Le «dynamic pricing» s’étend à tous les secteurs d’activités

mercredi, 04.12.2019

Céline Renaud*

Céline Renaud

Un mercredi soir après une conférence que j’ai donnée à l’ambassade suisse à Paris, je suis allongée dans mon lit dans une chambre d’hôtel et je ne trouve pas tout de suite le sommeil en raison de douleurs aux jambes. J’entends quelques bruits et je m’imagine les personnes qui dorment derrière les cloisons de ma chambre. Ont-elles payé le même prix que moi? Certainement pas. Au check-out, le réceptionniste me dit qu’il s’étonne de mon tarif car il ne fait pas partie des tarifs standards … Il n’avait pas l’info du prix spécial pratiqué sur les réseaux sociaux de l’hôtel…

Chacun doit trouver des stratégies de survie ou pour rencontrer le succès. Le positionnement du prix en fait partie. Cela me chatouille de penser que d’autres clients ont peut-être payé leur chambre moins chère que moi mais je dois avouer que cela me réjouit si j’ai obtenu de meilleures conditions. Cette pratique du prix dynamique existe depuis longtemps dans l’aviation et cela ne choque bientôt plus personne de ne pas payer le même prix pour les mêmes sièges côte à côte dans la même carlingue.

Chez KLM par exemple, chaque classe de prix possède sept sièges et ils ouvrent à la vente la prochaine classe dès que la précédente est entièrement vendue. Si je consulte le prix d’un billet d’avion trois fois d’affilée ou que je le suis à la fois depuis mon ordinateur puis depuis mon téléphone portable, je suis sûre que le prix sera monté à la prochaine consultation. Dans la chaîne d’hôtel Marriott à New York, ils mettent volontairement des prix au plafond dans leurs hôtels situés au cœur de la ville et offrent des prix très attractifs pour leurs établissements situés en périphérie. Cela leur permet de remplir des hôtels à eux également en gardant la clientèle captive dans leurs propres établissements. Ils peuvent se le permettre car ils sont certains de remplir leurs hôtels situés à Manhattan.

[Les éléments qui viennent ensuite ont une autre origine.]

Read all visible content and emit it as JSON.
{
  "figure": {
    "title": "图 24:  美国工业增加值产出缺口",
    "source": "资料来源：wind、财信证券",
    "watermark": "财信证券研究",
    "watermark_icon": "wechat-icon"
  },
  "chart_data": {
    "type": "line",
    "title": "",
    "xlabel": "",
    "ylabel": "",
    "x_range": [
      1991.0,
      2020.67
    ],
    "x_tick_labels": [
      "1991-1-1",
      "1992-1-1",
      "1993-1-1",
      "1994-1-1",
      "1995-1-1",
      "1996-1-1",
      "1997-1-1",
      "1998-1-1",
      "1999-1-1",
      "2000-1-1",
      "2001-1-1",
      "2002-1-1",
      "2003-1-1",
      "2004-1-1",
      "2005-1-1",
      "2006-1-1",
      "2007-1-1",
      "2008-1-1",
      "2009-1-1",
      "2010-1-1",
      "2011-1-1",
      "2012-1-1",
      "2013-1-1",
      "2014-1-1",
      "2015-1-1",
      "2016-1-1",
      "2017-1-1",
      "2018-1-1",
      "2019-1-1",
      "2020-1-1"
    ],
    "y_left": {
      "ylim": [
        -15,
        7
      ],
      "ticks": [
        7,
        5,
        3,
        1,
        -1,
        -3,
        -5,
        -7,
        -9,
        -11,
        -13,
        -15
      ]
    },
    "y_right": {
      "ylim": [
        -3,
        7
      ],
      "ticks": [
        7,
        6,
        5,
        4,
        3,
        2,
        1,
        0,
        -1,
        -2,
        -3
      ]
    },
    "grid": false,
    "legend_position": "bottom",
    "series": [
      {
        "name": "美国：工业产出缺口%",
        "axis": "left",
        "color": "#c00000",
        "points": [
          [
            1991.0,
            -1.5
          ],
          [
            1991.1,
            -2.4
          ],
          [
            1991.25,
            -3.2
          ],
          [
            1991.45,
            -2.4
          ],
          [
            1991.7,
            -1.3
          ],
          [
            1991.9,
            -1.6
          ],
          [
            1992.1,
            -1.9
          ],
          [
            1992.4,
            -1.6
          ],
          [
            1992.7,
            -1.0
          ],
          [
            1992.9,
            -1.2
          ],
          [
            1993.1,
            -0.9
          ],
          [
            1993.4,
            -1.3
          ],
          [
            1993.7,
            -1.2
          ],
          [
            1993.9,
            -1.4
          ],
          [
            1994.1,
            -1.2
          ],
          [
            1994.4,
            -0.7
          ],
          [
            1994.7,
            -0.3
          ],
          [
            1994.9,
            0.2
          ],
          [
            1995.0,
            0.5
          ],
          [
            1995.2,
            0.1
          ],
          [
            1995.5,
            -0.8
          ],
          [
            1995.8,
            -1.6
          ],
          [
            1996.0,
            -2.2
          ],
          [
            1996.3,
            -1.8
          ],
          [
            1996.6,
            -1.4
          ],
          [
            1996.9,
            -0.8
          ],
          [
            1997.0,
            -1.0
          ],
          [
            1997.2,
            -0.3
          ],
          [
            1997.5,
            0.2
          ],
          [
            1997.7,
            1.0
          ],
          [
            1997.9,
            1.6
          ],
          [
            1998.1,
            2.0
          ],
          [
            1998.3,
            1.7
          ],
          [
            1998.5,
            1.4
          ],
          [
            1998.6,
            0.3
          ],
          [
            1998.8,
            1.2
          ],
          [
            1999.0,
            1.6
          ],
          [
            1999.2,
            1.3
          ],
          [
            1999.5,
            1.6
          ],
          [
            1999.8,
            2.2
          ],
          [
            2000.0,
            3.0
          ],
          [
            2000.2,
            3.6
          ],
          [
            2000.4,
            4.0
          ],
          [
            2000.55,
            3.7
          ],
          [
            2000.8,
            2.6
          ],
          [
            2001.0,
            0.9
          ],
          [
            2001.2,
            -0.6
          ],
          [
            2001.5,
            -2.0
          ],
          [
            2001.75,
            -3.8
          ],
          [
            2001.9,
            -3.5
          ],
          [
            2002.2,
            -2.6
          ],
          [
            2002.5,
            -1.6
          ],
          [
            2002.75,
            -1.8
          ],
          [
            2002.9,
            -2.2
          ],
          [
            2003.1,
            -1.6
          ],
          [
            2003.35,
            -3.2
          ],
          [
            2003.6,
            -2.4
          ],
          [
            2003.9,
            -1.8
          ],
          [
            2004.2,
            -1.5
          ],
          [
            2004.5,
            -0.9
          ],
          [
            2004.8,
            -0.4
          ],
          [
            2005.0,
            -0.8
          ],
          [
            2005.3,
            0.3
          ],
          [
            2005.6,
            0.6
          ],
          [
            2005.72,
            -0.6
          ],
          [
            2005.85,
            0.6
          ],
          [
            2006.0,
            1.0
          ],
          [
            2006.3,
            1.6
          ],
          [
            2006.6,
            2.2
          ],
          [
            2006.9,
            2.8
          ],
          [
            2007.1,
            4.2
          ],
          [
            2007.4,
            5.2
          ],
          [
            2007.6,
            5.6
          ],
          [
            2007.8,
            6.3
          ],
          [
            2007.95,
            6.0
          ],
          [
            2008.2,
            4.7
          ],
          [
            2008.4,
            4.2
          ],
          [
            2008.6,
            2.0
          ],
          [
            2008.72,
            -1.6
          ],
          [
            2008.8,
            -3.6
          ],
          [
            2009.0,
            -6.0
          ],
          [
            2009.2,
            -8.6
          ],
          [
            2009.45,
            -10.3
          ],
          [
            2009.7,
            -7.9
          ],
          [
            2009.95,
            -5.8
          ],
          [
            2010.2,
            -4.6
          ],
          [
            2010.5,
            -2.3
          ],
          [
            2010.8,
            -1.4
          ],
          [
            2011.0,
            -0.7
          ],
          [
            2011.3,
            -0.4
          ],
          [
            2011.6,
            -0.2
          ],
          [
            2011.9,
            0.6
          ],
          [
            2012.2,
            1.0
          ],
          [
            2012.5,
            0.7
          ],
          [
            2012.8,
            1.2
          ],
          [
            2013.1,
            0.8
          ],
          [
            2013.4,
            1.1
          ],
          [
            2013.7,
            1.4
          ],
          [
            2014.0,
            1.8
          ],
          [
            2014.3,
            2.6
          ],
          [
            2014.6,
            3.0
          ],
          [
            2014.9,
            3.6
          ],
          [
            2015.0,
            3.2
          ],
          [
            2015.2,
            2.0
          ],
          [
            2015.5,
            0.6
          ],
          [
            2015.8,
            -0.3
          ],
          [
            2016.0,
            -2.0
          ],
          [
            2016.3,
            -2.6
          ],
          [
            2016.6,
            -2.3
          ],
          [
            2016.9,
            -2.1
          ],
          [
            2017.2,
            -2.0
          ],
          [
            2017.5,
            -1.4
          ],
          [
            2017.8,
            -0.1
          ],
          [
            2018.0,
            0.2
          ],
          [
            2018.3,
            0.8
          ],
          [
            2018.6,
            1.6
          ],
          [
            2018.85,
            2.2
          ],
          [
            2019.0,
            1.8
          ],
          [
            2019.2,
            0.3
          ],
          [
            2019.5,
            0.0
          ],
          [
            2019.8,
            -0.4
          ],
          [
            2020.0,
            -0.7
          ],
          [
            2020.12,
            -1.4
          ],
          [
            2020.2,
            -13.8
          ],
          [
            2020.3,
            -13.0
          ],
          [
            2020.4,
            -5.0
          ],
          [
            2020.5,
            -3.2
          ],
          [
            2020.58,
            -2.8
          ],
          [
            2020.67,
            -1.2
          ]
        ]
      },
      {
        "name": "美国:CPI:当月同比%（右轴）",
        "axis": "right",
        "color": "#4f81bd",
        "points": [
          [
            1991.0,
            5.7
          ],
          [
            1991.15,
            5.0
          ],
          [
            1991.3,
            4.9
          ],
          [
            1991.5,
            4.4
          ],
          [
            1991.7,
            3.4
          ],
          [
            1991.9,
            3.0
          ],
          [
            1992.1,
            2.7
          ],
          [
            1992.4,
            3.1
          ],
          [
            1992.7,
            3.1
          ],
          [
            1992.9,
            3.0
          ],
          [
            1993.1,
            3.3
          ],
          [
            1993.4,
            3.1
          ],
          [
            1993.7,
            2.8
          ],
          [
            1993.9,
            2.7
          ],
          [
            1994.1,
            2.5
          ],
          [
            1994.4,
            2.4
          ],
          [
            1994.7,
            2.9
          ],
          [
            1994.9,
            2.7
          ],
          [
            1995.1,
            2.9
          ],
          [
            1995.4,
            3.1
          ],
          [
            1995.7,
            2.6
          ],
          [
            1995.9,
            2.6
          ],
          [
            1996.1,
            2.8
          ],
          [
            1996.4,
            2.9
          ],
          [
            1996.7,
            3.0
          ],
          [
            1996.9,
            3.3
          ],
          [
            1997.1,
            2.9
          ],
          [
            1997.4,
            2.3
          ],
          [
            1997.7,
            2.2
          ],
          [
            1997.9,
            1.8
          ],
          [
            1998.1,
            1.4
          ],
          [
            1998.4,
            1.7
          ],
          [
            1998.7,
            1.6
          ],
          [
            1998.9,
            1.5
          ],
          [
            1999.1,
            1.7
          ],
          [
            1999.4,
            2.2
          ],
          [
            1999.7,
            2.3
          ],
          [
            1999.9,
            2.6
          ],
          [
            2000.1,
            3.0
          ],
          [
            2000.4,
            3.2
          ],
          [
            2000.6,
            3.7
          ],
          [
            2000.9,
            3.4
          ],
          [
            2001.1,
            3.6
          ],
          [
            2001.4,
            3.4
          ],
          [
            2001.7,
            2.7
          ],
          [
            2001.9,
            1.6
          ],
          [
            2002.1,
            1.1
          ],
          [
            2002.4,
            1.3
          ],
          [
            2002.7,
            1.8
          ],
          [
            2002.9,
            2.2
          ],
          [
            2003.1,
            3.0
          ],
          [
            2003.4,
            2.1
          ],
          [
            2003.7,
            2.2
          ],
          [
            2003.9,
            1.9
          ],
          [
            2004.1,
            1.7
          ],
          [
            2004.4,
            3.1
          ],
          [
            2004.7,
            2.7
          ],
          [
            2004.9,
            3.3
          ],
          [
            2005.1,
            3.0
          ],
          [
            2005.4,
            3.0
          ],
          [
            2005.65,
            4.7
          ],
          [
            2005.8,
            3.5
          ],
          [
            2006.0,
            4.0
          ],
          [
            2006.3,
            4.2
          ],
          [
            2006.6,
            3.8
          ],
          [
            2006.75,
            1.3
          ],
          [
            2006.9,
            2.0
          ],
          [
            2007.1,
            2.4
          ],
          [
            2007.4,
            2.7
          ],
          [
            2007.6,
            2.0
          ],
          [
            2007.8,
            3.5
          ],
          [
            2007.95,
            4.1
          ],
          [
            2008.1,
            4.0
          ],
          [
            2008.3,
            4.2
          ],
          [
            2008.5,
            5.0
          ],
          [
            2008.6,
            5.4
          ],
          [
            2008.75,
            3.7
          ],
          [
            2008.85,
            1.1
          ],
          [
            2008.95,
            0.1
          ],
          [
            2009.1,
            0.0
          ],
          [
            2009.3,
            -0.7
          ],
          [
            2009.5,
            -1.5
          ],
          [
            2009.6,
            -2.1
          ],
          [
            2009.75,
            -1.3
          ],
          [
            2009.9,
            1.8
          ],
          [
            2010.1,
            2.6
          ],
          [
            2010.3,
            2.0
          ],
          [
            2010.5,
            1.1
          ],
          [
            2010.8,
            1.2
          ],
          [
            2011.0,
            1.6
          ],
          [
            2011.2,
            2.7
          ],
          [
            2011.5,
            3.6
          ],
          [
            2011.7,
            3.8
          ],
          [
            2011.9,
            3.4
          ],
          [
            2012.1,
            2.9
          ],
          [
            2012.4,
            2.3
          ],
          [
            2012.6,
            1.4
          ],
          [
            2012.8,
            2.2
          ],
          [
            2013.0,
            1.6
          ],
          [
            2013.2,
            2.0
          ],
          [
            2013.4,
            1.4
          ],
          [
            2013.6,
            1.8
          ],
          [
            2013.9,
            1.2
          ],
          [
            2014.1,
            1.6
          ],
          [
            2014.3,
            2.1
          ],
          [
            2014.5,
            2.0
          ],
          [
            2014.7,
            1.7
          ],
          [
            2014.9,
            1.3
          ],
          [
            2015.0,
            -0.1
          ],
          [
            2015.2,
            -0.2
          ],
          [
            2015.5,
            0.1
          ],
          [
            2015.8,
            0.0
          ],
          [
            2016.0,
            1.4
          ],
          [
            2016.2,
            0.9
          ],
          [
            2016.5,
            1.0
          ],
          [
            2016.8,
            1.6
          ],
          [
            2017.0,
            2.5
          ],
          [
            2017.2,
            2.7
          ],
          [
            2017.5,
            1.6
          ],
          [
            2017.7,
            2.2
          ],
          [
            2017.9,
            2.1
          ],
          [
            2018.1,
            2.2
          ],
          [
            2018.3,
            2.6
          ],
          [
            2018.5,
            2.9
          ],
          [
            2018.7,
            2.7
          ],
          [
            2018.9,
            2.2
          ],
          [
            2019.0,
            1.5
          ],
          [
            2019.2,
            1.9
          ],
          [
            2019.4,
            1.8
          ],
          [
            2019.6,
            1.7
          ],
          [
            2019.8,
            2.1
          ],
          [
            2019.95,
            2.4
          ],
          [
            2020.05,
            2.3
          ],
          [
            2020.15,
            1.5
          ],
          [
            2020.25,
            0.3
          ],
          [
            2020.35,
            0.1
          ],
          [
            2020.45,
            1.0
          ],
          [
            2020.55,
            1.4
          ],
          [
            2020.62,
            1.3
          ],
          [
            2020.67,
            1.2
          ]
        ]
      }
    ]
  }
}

Pour combattre l’absentéisme ou l’annulation de réservation de dernière minute, certains restaurateurs proposent un prépaiement pour un tarif à un taux préférentiel. Chez les CFF aussi, ils cartonnent maintenant avec leurs billets dégriffés. Pour n’importe quel article que l’on achète en ligne, le prix de vente est variable en fonction du moment de notre achat et du nombre de clics.

Dans les manufactures, les prix des articles ne dépendent plus uniquement du prix de revient exact mais de nombreux autres critères. La quantité de la série, la mise en route ou la saisonnalité sont autant de critères qui peuvent impacter le prix de vente. Une majorité d’articles produits va subir cette tendance du dynamic pricing notamment avec un nombre croissant de ventes spéciales comme les «Black Fridays» qui s’étalent sur deux jours, voire plus avec les «Cyber Mondays».

Mais si l’on repense à l’époque, tous les articles avaient aussi un prix dynamique qui se fixait en fonction de l’acheteur et du vendeur. Il suffit de penser aux marchés de bétail ou au marché de fleurs par exemple. Quand est-ce que cela s’est-il perdu? Est-ce que c’est avec l’industrialisation et les réseaux de distribution qu’on a commencé à avoir des prix fixes par pays?

Pourtant en Asie, depuis toujours il y a des niveaux de prix différents en fonction des canaux de distribution et surtout les négociations commerciales usuelles à l’achat de produits. Il s’agit donc également d’une affaire culturelle. Dans tous les cas, dans notre culture, le dynamic pricing est en train de devenir monnaie courante comme une pratique pour optimiser les ventes en fonction des disponibilités.